CHSCT départemental de la MARNE du 07/05/2020 - visioconférence 

Suite au déconfinement et reprise

 

Présents pour l’Unsa : Aline Geeraerts, Solenne Massicard, Sylvie Ganthier. Rappel : sont élus l’Unsa et la FSU

L’inspecteur d’académie avait aussi convié Mme Lavail, médecin coordonnateur, Mme Giardini Assistante sociale.

Déclaration des membres du CHSCT envoyée la veille (voir ci-dessous)

Monsieur Claval, IA-Dasen , présente la situation depuis le dernier CHSCT : la parution des protocoles sanitaires et la circulaire ministérielle, suivie de documents d’accompagnements.

Il Indique faire au mieux pour réunir les membres du CHSCT (réponse à la déclaration). Le niveau de classes est déterminé localement.

Il informe ne pas encore avoir la synthèse du volume d’élèves à accueillir sur le département.

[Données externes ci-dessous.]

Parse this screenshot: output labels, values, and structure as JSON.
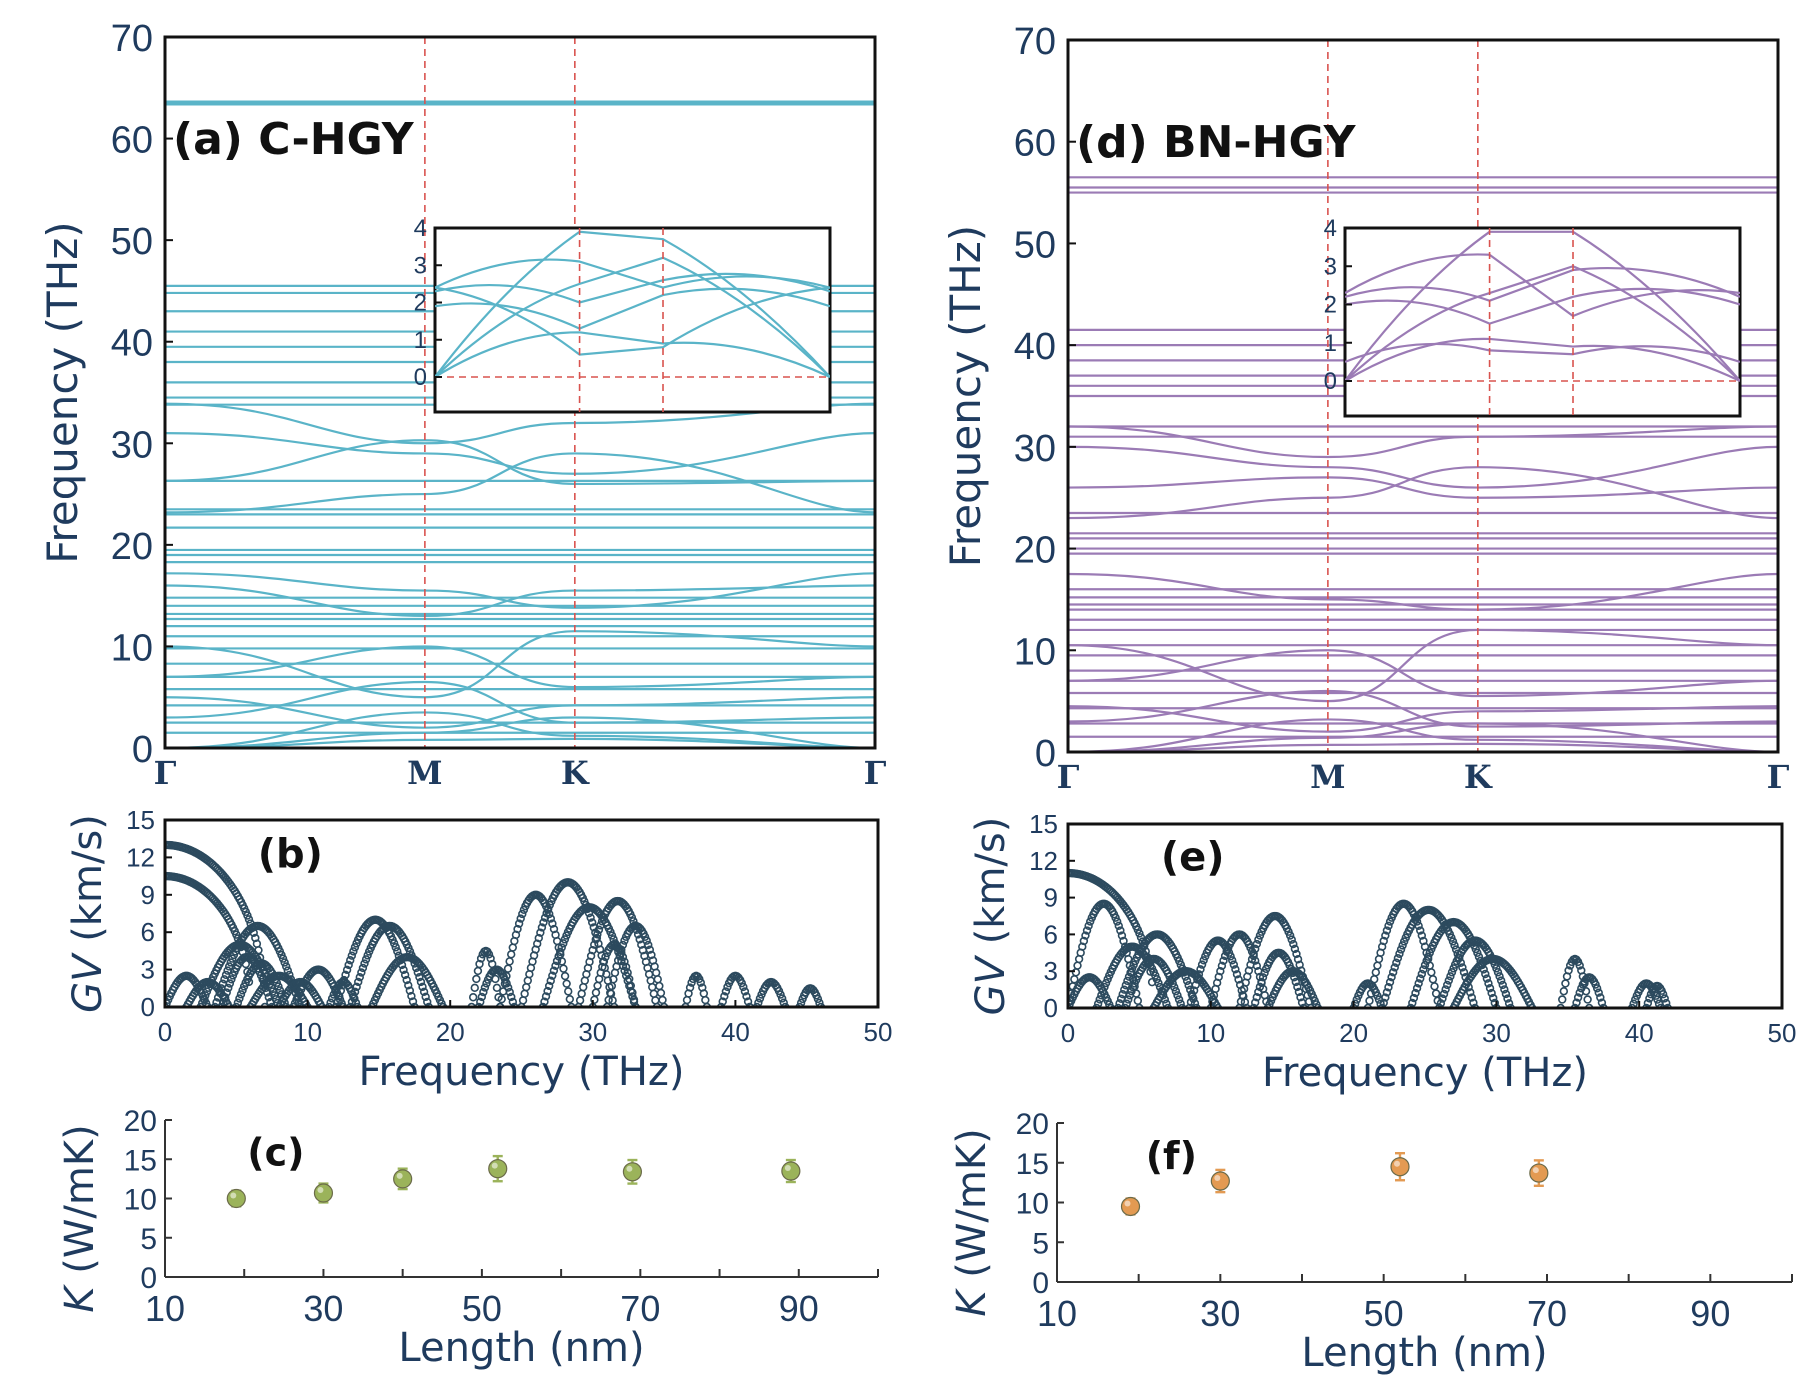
{
  "figure": {
    "colors": {
      "c_hgy": "#5ab4c8",
      "bn_hgy": "#9b7bb5",
      "gv_marker": "#2c4a5e",
      "k_c": "#9bb35a",
      "k_bn": "#e39a52",
      "text": "#1f3b5e",
      "guide": "#d9534f"
    }
  },
  "chart_data": [
    {
      "id": "a",
      "type": "line",
      "title": "(a) C-HGY",
      "ylabel": "Frequency (THz)",
      "ylim": [
        0,
        70
      ],
      "yticks": [
        "0",
        "10",
        "20",
        "30",
        "40",
        "50",
        "60",
        "70"
      ],
      "kpath_labels": [
        "Γ",
        "M",
        "K",
        "Γ"
      ],
      "kpath_positions": [
        0,
        1,
        1.577,
        2.732
      ],
      "flat_bands_THz": [
        63.5,
        45.5,
        44.8,
        43.0,
        41.0,
        39.5,
        38.0,
        36.0,
        34.5,
        33.8,
        26.3,
        23.5,
        23.0,
        21.7,
        19.5,
        19.0,
        18.3,
        14.8,
        14.0,
        13.2,
        12.7,
        12.0,
        11.0,
        9.8,
        8.3,
        7.0,
        5.8,
        4.2,
        2.5,
        1.5
      ],
      "dispersive_bands_THz": [
        {
          "gamma": 33.9,
          "m": 30.0,
          "k": 32.0
        },
        {
          "gamma": 31.0,
          "m": 29.0,
          "k": 27.0
        },
        {
          "gamma": 26.3,
          "m": 30.3,
          "k": 26.0
        },
        {
          "gamma": 23.2,
          "m": 25.0,
          "k": 29.0
        },
        {
          "gamma": 17.2,
          "m": 15.5,
          "k": 13.8
        },
        {
          "gamma": 16.0,
          "m": 13.0,
          "k": 15.5
        },
        {
          "gamma": 10.0,
          "m": 5.0,
          "k": 11.5
        },
        {
          "gamma": 7.0,
          "m": 10.0,
          "k": 6.0
        },
        {
          "gamma": 5.0,
          "m": 2.0,
          "k": 4.2
        },
        {
          "gamma": 3.0,
          "m": 6.5,
          "k": 2.5
        },
        {
          "gamma": 0.0,
          "m": 3.5,
          "k": 1.2
        },
        {
          "gamma": 0.0,
          "m": 1.5,
          "k": 3.0
        },
        {
          "gamma": 0.0,
          "m": 0.8,
          "k": 0.9
        }
      ],
      "inset": {
        "ylim": [
          0,
          4
        ],
        "yticks": [
          "0",
          "1",
          "2",
          "3",
          "4"
        ],
        "bands": [
          {
            "gamma": 0.0,
            "m": 3.9,
            "k": 3.7
          },
          {
            "gamma": 0.0,
            "m": 2.5,
            "k": 3.2
          },
          {
            "gamma": 0.0,
            "m": 1.2,
            "k": 0.9
          },
          {
            "gamma": 1.9,
            "m": 1.3,
            "k": 2.2
          },
          {
            "gamma": 2.3,
            "m": 2.0,
            "k": 2.6
          },
          {
            "gamma": 2.4,
            "m": 3.1,
            "k": 2.4
          },
          {
            "gamma": 2.4,
            "m": 0.6,
            "k": 0.8
          }
        ]
      }
    },
    {
      "id": "d",
      "type": "line",
      "title": "(d) BN-HGY",
      "ylabel": "Frequency (THz)",
      "ylim": [
        0,
        70
      ],
      "yticks": [
        "0",
        "10",
        "20",
        "30",
        "40",
        "50",
        "60",
        "70"
      ],
      "kpath_labels": [
        "Γ",
        "M",
        "K",
        "Γ"
      ],
      "kpath_positions": [
        0,
        1,
        1.577,
        2.732
      ],
      "flat_bands_THz": [
        56.5,
        55.5,
        55.0,
        41.5,
        40.0,
        38.5,
        37.0,
        36.0,
        35.0,
        32.0,
        31.0,
        23.5,
        21.5,
        21.0,
        20.0,
        19.5,
        16.0,
        15.2,
        14.5,
        14.0,
        13.0,
        12.0,
        10.5,
        9.5,
        8.0,
        7.0,
        5.8,
        4.3,
        2.8,
        1.5
      ],
      "dispersive_bands_THz": [
        {
          "gamma": 32.0,
          "m": 29.0,
          "k": 31.0
        },
        {
          "gamma": 30.0,
          "m": 28.0,
          "k": 26.0
        },
        {
          "gamma": 26.0,
          "m": 27.0,
          "k": 25.0
        },
        {
          "gamma": 23.0,
          "m": 25.0,
          "k": 28.0
        },
        {
          "gamma": 17.5,
          "m": 15.0,
          "k": 14.0
        },
        {
          "gamma": 10.5,
          "m": 5.0,
          "k": 12.0
        },
        {
          "gamma": 7.0,
          "m": 10.0,
          "k": 5.5
        },
        {
          "gamma": 4.5,
          "m": 2.0,
          "k": 4.0
        },
        {
          "gamma": 3.0,
          "m": 6.0,
          "k": 2.5
        },
        {
          "gamma": 0.0,
          "m": 3.2,
          "k": 1.2
        },
        {
          "gamma": 0.0,
          "m": 1.4,
          "k": 2.8
        },
        {
          "gamma": 0.0,
          "m": 0.7,
          "k": 0.8
        }
      ],
      "inset": {
        "ylim": [
          0,
          4
        ],
        "yticks": [
          "0",
          "1",
          "2",
          "3",
          "4"
        ],
        "bands": [
          {
            "gamma": 0.0,
            "m": 3.9,
            "k": 3.9
          },
          {
            "gamma": 0.0,
            "m": 2.3,
            "k": 3.0
          },
          {
            "gamma": 0.0,
            "m": 1.1,
            "k": 0.9
          },
          {
            "gamma": 2.0,
            "m": 1.5,
            "k": 2.2
          },
          {
            "gamma": 2.2,
            "m": 2.1,
            "k": 2.9
          },
          {
            "gamma": 2.3,
            "m": 3.3,
            "k": 1.7
          },
          {
            "gamma": 0.5,
            "m": 0.8,
            "k": 0.7
          }
        ]
      }
    },
    {
      "id": "b",
      "type": "scatter",
      "title": "(b)",
      "xlabel": "Frequency (THz)",
      "ylabel": "GV (km/s)",
      "ylabel_italic": "GV",
      "ylabel_rest": " (km/s)",
      "xlim": [
        0,
        50
      ],
      "ylim": [
        0,
        15
      ],
      "xticks": [
        "0",
        "10",
        "20",
        "30",
        "40",
        "50"
      ],
      "yticks": [
        "0",
        "3",
        "6",
        "9",
        "12",
        "15"
      ],
      "arches": [
        [
          0.0,
          7.0,
          13.0
        ],
        [
          0.0,
          6.0,
          10.5
        ],
        [
          2.5,
          8.0,
          5.0
        ],
        [
          3.5,
          9.5,
          6.5
        ],
        [
          4.0,
          7.5,
          4.0
        ],
        [
          5.0,
          8.5,
          3.5
        ],
        [
          0.0,
          3.0,
          2.5
        ],
        [
          1.5,
          4.5,
          2.0
        ],
        [
          6.0,
          10.0,
          2.5
        ],
        [
          8.0,
          11.0,
          2.0
        ],
        [
          9.0,
          12.5,
          3.0
        ],
        [
          11.5,
          13.5,
          2.0
        ],
        [
          12.0,
          17.5,
          7.0
        ],
        [
          13.0,
          18.5,
          6.5
        ],
        [
          14.5,
          19.5,
          4.0
        ],
        [
          21.5,
          23.5,
          4.5
        ],
        [
          22.0,
          24.5,
          3.0
        ],
        [
          23.5,
          28.5,
          9.0
        ],
        [
          25.0,
          31.5,
          10.0
        ],
        [
          26.5,
          33.0,
          8.0
        ],
        [
          29.0,
          34.5,
          8.5
        ],
        [
          30.0,
          33.0,
          5.0
        ],
        [
          31.0,
          35.0,
          6.5
        ],
        [
          36.5,
          38.0,
          2.5
        ],
        [
          39.0,
          41.0,
          2.5
        ],
        [
          41.5,
          43.5,
          2.0
        ],
        [
          44.5,
          46.0,
          1.5
        ]
      ]
    },
    {
      "id": "e",
      "type": "scatter",
      "title": "(e)",
      "xlabel": "Frequency (THz)",
      "ylabel": "GV (km/s)",
      "ylabel_italic": "GV",
      "ylabel_rest": " (km/s)",
      "xlim": [
        0,
        50
      ],
      "ylim": [
        0,
        15
      ],
      "xticks": [
        "0",
        "10",
        "20",
        "30",
        "40",
        "50"
      ],
      "yticks": [
        "0",
        "3",
        "6",
        "9",
        "12",
        "15"
      ],
      "arches": [
        [
          0.0,
          6.0,
          11.0
        ],
        [
          0.0,
          5.0,
          8.5
        ],
        [
          2.0,
          7.0,
          5.0
        ],
        [
          3.5,
          9.0,
          6.0
        ],
        [
          4.0,
          8.0,
          4.0
        ],
        [
          0.0,
          3.0,
          2.5
        ],
        [
          6.0,
          10.5,
          3.0
        ],
        [
          8.5,
          12.5,
          5.5
        ],
        [
          10.0,
          14.0,
          6.0
        ],
        [
          12.0,
          17.0,
          7.5
        ],
        [
          13.0,
          16.5,
          4.5
        ],
        [
          14.0,
          17.5,
          3.0
        ],
        [
          20.0,
          22.0,
          2.0
        ],
        [
          21.0,
          26.0,
          8.5
        ],
        [
          22.0,
          28.5,
          8.0
        ],
        [
          24.0,
          30.0,
          7.0
        ],
        [
          26.0,
          31.0,
          5.5
        ],
        [
          27.0,
          32.5,
          4.0
        ],
        [
          34.5,
          36.5,
          4.0
        ],
        [
          35.5,
          37.5,
          2.5
        ],
        [
          39.5,
          41.5,
          2.0
        ],
        [
          40.5,
          42.0,
          1.8
        ]
      ]
    },
    {
      "id": "c",
      "type": "scatter",
      "title": "(c)",
      "xlabel": "Length (nm)",
      "ylabel": "K (W/mK)",
      "ylabel_italic": "K",
      "ylabel_rest": " (W/mK)",
      "xlim": [
        10,
        100
      ],
      "ylim": [
        0,
        20
      ],
      "xticks": [
        "10",
        "30",
        "50",
        "70",
        "90"
      ],
      "yticks": [
        "0",
        "5",
        "10",
        "15",
        "20"
      ],
      "x": [
        19,
        30,
        40,
        52,
        69,
        89
      ],
      "y": [
        10.0,
        10.7,
        12.5,
        13.8,
        13.4,
        13.5
      ],
      "err": [
        1.0,
        1.2,
        1.3,
        1.6,
        1.5,
        1.4
      ]
    },
    {
      "id": "f",
      "type": "scatter",
      "title": "(f)",
      "xlabel": "Length (nm)",
      "ylabel": "K (W/mK)",
      "ylabel_italic": "K",
      "ylabel_rest": " (W/mK)",
      "xlim": [
        10,
        100
      ],
      "ylim": [
        0,
        20
      ],
      "xticks": [
        "10",
        "30",
        "50",
        "70",
        "90"
      ],
      "yticks": [
        "0",
        "5",
        "10",
        "15",
        "20"
      ],
      "x": [
        19,
        30,
        52,
        69
      ],
      "y": [
        9.5,
        12.7,
        14.5,
        13.7
      ],
      "err": [
        1.0,
        1.4,
        1.7,
        1.6
      ]
    }
  ]
}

Le plan départemental de reprise sera présenté au CTSD de mardi 12 mai (visio)

Il insiste le sens de la « réouverture » : Le retour aux apprentissages est clairement défini. Ce n’est pas une garderie. On reste dans la logique de la continuité pédagogique mais il faut la dépasser, pour aller dans les apprentissages, progressivement et dans de nouvelles conditions.

Il insiste sur le « caractère progressif » : la sécurisation sanitaire reste première mais complémentaire de l’objectif des apprentissages.

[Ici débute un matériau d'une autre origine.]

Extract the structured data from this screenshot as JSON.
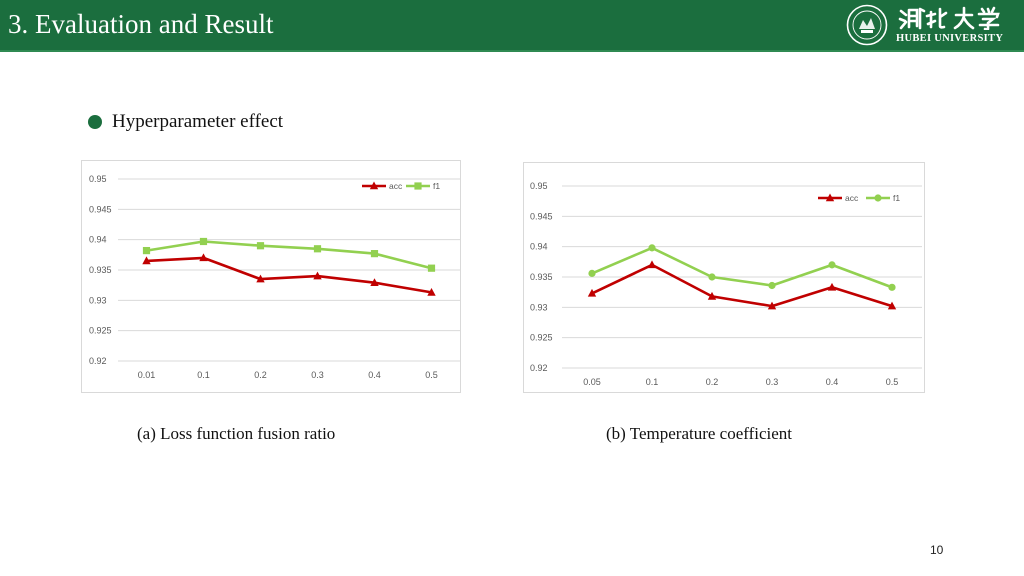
{
  "header": {
    "title": "3. Evaluation and Result",
    "logo_text_cn": "湖北大学",
    "logo_text_en": "HUBEI UNIVERSITY",
    "bg_color": "#1b6e3e"
  },
  "bullet": {
    "text": "Hyperparameter effect"
  },
  "captions": {
    "a": "(a) Loss function fusion ratio",
    "b": "(b) Temperature coefficient"
  },
  "page_number": "10",
  "chart_data": [
    {
      "type": "line",
      "categories": [
        "0.01",
        "0.1",
        "0.2",
        "0.3",
        "0.4",
        "0.5"
      ],
      "series": [
        {
          "name": "acc",
          "values": [
            0.9365,
            0.937,
            0.9335,
            0.934,
            0.9329,
            0.9313
          ],
          "color": "#c00000",
          "marker": "triangle"
        },
        {
          "name": "f1",
          "values": [
            0.9382,
            0.9397,
            0.939,
            0.9385,
            0.9377,
            0.9353
          ],
          "color": "#92d050",
          "marker": "square"
        }
      ],
      "yticks": [
        "0.92",
        "0.925",
        "0.93",
        "0.935",
        "0.94",
        "0.945",
        "0.95"
      ],
      "ylim": [
        0.92,
        0.95
      ],
      "legend": "top-right",
      "grid": true
    },
    {
      "type": "line",
      "categories": [
        "0.05",
        "0.1",
        "0.2",
        "0.3",
        "0.4",
        "0.5"
      ],
      "series": [
        {
          "name": "acc",
          "values": [
            0.9323,
            0.937,
            0.9318,
            0.9302,
            0.9333,
            0.9302
          ],
          "color": "#c00000",
          "marker": "triangle"
        },
        {
          "name": "f1",
          "values": [
            0.9356,
            0.9398,
            0.935,
            0.9336,
            0.937,
            0.9333
          ],
          "color": "#92d050",
          "marker": "circle"
        }
      ],
      "yticks": [
        "0.92",
        "0.925",
        "0.93",
        "0.935",
        "0.94",
        "0.945",
        "0.95"
      ],
      "ylim": [
        0.92,
        0.95
      ],
      "legend": "top-right",
      "grid": true
    }
  ]
}
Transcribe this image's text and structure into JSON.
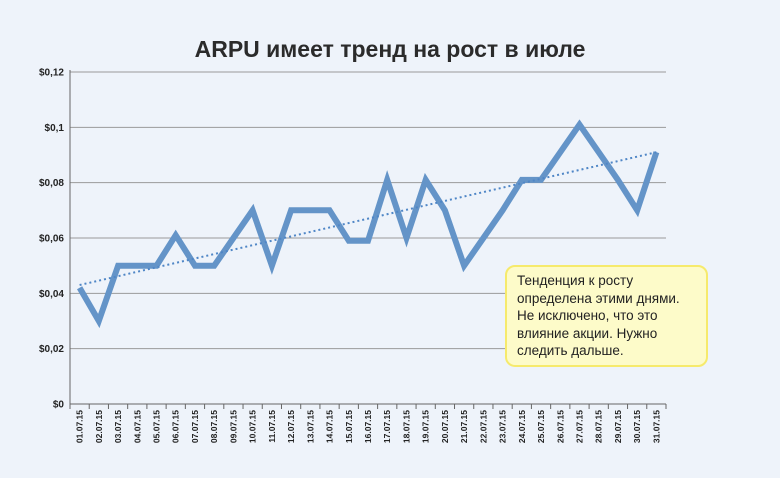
{
  "chart_data": {
    "type": "line",
    "title": "ARPU имеет тренд на рост в июле",
    "xlabel": "",
    "ylabel": "",
    "categories": [
      "01.07.15",
      "02.07.15",
      "03.07.15",
      "04.07.15",
      "05.07.15",
      "06.07.15",
      "07.07.15",
      "08.07.15",
      "09.07.15",
      "10.07.15",
      "11.07.15",
      "12.07.15",
      "13.07.15",
      "14.07.15",
      "15.07.15",
      "16.07.15",
      "17.07.15",
      "18.07.15",
      "19.07.15",
      "20.07.15",
      "21.07.15",
      "22.07.15",
      "23.07.15",
      "24.07.15",
      "25.07.15",
      "26.07.15",
      "27.07.15",
      "28.07.15",
      "29.07.15",
      "30.07.15",
      "31.07.15"
    ],
    "series": [
      {
        "name": "",
        "values": [
          0.042,
          0.03,
          0.05,
          0.05,
          0.05,
          0.061,
          0.05,
          0.05,
          0.06,
          0.07,
          0.05,
          0.07,
          0.07,
          0.07,
          0.059,
          0.059,
          0.081,
          0.06,
          0.081,
          0.07,
          0.05,
          0.06,
          0.07,
          0.081,
          0.081,
          0.091,
          0.101,
          0.091,
          0.081,
          0.07,
          0.091
        ]
      }
    ],
    "trendline": {
      "style": "dotted",
      "start": 0.043,
      "end": 0.091
    },
    "ylim": [
      0,
      0.12
    ],
    "yticks": [
      0,
      0.02,
      0.04,
      0.06,
      0.08,
      0.1,
      0.12
    ],
    "ytick_labels": [
      "$0",
      "$0,02",
      "$0,04",
      "$0,06",
      "$0,08",
      "$0,1",
      "$0,12"
    ],
    "grid": true,
    "legend": "none",
    "colors": {
      "line": "#6494c8",
      "trend": "#4f86c6",
      "grid": "#9a9a9a",
      "axis": "#666666"
    }
  },
  "annotation": {
    "lines": [
      "Тенденция к росту",
      "определена этими днями.",
      "Не исключено, что это",
      "влияние акции. Нужно",
      "следить дальше."
    ],
    "colors": {
      "fill": "#fdfbc9",
      "border": "#f6ea6c"
    }
  }
}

Sur la limitation à 10 élèves : il ne peut indiquer ce cadrage qui serait contraire au protocole. Mais le niveau de 15 élèves est un maximum selon les possibilités réelles d’accueil, car les conditions sanitaires doivent être garanties. Il ne peut pas y avoir d’ambiguïté, le sanitaire est central et personne ne doit être mis en danger.

Il est en contact avec les élus locaux qui ont bien conscience de cette situation et c’est pour cela que certaines écoles n’ouvrent que le 18 (doivent prendre un arrêté municipal)

Il met tout en œuvre pour aider les équipes : des outils ministériels sont prévus et les équipes départementales de formateurs produisent des aides, y compris des magistères qui sont très suivis.

Il revient sur la question des transports (organisés par la région) : aucun appel d’offre complémentaire ne pourra être fait, et cela se fait avec le nombre de véhicules actuels à 50% des capacités des cars

Il revient sur la formation des personnels : Les médecins scolaires et infirmières , seront mis à disposition des écoles et un parcours est en train d’être organisé pour aider sur la mise en place des gestes barrière. Il est dans l’accompagnement humain, et pas que tutoriels numériques.

Les masques : Les masques sont arrivés hier en circonscription. La gestion de ces masques devra être rigoureuse. (traçabilité). Il y aura 2 masques chirurgicaux par jour et par personne. Tous les enseignants devraient en avoir lundi.

 

Mme Déjardin revient sur l’accueil des enfants de soignants et demande une vigilance pour conserver les liens tissés avec ces enfants, ce qui les rassure. Reims précise que ce sera le cas du 11 au 15 mai

L’IA-Dasen a interpelé le maire de Reims et est aussi en contact avec la responsable au CHU.  C’est bon, sur les 3 sites d’accueil sur Reims.  Cela nécessite de faire cohabiter les classes d’âge, et il y a aussi des difficultés si les maternelles n’ouvrent pas. Il est conscient de tout le travail qui a été fait par les enseignants et personnels volontaires.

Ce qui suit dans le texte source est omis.